Mais pour lui, les nouveaux salariés qui rentrent dans l'entreprise à partir du 1er septembre 2023 et cotisent au régime général ne cotiseront plus dans "notre système de retraite à nous et forcément, ce système va tomber".
Ce système de retraite "va devoir continuer à verser des pensions aux retraités actuels, aux retraités à venir mais il n'y aura plus de financement qui va rentrer" car tous les nouveaux entrants cotiseront au régime général. "Mathématiquement, ça va tomber", observe-t-il avant d'ajouter : "cette close du grand-père, c'est juste de l'enfumage parce que d'ici cinq ans maximum, notre système de retraite qui aujourd'hui est à l'équilibre, il va tomber".
Une entreprise avec un double statut deviendra difficile à gérer pour les employeurs.
Jérémie Leuleu, délégué syndical CGT à GRDF
Une perte d'attractivité
Beaucoup de personnes postulent d'ailleurs dans les IEG pour ce régime spécial. Aujourd'hui, la profession constate déjà des problèmes de recrutement. "Donc demain, si on nous enlève ce statut, ça va devenir encore plus compliqué".
Dans le public, les agents de l'énergie "acceptent de rentrer avec un salaire un peu moins intéressant que le privé parce qu'il y a une protection sociale, un tarif préférentiel sur l'électricité et le gaz, c'est ce qui permet aussi de compenser cette perte de salaire". Mais si demain ils se voient retirer "la protection sociale et le tarif agent", Jérémie Leuleu ne voit pas "pourquoi il y aurait un intérêt à venir travailler sur les énergies".

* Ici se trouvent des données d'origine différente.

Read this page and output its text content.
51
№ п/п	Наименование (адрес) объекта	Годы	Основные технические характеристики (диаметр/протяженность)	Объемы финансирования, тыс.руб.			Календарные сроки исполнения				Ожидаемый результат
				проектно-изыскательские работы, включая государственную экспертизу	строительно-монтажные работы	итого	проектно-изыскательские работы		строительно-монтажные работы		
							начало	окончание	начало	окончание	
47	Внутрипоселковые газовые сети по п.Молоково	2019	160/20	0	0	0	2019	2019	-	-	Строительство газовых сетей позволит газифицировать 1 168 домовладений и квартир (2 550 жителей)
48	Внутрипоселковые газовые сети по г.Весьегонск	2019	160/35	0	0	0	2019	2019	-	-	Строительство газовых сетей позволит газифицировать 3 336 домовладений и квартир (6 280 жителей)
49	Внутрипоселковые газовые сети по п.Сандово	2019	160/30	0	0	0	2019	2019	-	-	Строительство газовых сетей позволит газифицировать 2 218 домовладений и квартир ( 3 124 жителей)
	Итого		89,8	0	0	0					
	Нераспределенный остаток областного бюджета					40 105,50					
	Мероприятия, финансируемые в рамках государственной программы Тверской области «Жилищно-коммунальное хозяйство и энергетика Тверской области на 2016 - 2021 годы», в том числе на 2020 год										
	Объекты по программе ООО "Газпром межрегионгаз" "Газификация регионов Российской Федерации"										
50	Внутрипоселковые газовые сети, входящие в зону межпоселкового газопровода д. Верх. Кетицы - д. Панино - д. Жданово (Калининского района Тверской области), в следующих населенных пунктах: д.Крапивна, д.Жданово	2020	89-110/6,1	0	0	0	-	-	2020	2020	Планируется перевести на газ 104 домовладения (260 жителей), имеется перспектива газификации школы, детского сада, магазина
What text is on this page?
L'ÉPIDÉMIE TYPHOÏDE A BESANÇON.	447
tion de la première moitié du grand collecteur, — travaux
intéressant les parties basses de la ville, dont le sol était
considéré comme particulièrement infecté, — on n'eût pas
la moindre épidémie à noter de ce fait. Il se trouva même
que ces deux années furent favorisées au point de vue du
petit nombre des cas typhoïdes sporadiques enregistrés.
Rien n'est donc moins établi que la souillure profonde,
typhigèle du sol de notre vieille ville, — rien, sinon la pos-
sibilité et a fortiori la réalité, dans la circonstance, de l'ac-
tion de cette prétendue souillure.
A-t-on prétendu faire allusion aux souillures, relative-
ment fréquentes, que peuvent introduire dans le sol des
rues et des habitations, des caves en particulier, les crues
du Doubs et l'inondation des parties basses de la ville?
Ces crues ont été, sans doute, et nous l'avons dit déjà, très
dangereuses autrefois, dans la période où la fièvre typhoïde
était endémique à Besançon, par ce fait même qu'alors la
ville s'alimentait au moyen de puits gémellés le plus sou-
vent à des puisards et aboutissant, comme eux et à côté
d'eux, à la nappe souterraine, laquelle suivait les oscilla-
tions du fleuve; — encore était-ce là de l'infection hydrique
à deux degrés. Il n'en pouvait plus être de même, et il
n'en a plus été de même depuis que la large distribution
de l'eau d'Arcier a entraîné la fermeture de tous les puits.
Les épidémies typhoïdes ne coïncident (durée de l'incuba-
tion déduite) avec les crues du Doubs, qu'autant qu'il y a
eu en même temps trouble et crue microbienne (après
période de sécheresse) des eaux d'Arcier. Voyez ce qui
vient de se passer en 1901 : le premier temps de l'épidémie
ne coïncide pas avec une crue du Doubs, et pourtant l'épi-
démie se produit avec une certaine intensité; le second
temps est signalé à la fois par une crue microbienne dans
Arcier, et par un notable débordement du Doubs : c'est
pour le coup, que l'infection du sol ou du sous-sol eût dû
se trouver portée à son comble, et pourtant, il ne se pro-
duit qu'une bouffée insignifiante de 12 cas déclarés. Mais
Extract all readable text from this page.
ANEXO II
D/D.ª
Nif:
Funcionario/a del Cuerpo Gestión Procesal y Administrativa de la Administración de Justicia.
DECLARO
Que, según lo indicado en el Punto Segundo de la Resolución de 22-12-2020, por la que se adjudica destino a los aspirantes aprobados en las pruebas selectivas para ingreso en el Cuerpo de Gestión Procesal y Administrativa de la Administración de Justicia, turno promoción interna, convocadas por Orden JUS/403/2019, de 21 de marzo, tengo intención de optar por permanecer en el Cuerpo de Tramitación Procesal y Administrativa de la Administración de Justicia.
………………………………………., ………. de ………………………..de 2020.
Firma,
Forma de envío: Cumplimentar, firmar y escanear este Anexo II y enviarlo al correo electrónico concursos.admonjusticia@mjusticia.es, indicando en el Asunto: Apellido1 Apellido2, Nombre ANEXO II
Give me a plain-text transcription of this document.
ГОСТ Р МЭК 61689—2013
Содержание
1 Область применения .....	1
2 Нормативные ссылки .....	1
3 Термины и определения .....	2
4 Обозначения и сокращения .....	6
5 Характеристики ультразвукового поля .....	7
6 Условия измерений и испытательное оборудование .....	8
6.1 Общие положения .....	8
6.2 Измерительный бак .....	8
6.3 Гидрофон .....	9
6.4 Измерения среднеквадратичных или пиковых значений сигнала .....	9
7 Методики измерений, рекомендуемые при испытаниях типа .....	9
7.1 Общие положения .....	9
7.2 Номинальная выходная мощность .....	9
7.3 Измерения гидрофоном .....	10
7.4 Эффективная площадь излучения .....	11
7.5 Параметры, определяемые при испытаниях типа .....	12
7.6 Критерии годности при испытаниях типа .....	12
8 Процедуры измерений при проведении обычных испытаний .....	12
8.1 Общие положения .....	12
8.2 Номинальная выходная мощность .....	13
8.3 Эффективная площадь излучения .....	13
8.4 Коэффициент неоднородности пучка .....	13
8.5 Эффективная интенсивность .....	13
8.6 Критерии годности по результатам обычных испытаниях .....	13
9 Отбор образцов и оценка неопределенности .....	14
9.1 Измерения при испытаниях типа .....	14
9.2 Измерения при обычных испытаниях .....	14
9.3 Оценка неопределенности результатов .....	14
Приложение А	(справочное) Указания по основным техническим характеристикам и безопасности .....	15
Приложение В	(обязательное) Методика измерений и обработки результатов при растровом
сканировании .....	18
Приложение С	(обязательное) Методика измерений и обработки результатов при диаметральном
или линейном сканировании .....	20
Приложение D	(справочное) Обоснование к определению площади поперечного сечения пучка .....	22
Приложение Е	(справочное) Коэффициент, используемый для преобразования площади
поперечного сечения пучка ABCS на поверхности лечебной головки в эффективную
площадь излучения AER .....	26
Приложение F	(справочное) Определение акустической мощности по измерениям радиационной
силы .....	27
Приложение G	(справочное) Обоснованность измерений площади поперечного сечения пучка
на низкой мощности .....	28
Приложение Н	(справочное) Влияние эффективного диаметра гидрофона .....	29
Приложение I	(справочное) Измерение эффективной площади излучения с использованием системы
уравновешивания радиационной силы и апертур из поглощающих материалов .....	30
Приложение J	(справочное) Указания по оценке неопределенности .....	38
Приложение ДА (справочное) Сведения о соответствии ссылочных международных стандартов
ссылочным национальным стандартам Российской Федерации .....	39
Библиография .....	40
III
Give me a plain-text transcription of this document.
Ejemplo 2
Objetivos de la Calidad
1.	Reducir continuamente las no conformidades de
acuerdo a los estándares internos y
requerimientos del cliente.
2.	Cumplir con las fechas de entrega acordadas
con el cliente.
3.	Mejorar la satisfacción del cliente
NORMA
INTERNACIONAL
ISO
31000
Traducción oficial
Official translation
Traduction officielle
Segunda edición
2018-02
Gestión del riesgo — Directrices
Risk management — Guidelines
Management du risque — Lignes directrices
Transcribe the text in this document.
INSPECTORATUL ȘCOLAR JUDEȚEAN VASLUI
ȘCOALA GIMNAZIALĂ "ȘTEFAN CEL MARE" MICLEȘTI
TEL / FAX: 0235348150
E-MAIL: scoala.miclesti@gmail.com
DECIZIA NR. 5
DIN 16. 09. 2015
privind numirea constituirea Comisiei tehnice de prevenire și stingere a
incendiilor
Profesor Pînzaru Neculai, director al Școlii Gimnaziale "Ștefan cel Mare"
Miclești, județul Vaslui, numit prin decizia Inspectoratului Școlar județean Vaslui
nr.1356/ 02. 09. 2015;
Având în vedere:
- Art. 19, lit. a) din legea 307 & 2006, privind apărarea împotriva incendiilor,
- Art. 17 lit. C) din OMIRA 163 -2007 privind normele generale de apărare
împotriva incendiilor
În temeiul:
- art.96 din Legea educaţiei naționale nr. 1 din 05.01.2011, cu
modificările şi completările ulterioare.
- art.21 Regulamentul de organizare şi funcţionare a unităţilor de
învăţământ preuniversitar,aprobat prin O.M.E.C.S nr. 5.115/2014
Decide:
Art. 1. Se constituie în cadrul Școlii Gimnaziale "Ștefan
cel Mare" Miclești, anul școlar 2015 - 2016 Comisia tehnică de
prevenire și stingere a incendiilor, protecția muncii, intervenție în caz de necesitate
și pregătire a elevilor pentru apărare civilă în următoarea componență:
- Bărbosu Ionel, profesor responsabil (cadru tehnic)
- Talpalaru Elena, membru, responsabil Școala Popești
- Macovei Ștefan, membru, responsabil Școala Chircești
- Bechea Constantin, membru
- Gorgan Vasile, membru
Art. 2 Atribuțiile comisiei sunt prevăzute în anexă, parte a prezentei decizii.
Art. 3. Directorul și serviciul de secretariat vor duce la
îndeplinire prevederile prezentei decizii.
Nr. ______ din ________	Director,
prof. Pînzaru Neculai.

Le risque d'une perte d'attractivité du secteur paraît donc grandissant. "Si à terme, le régime spécial disparait, les salariés vont travailler dans des conditions pénibles plus longtemps et on n'arrivera plus à attirer de nouveaux salariés", regrette Romain Royer.
"On ne va pas lâcher jusqu'au retrait"
Les grévistes ont été reçus entre midi et 13 heures par la sous-préfète. "Les échanges étaient courtois, ils nous ont écouté", lance un Romain Fronek qui n'a pas grand espoir et voit en eux "de bons petits soldats du gouvernement".
Et même si le président de la République Emmanuel Macron a ouvert la porte pour recevoir les syndicats, ces derniers gardent leurs réserves et préfèrent attendre de voir l'issue des échanges. "Pour la CGT, c'est clair, net et précis, on n'ira pas pour négocier des pacotilles, ce sera un retrait pur et simple", martèle Romain Fronek.
La détermination reste de mise. D'autant plus que les primes d'intéressement "vont tomber le mois prochain dans les IEG donc clairement, aujourd'hui, c'est le patron qui va nous payer nos heures de grève. On est repartis pour un mois et on n'a pas peur de l'annoncer, on ne va pas lâcher jusqu'au retrait", conclut-il.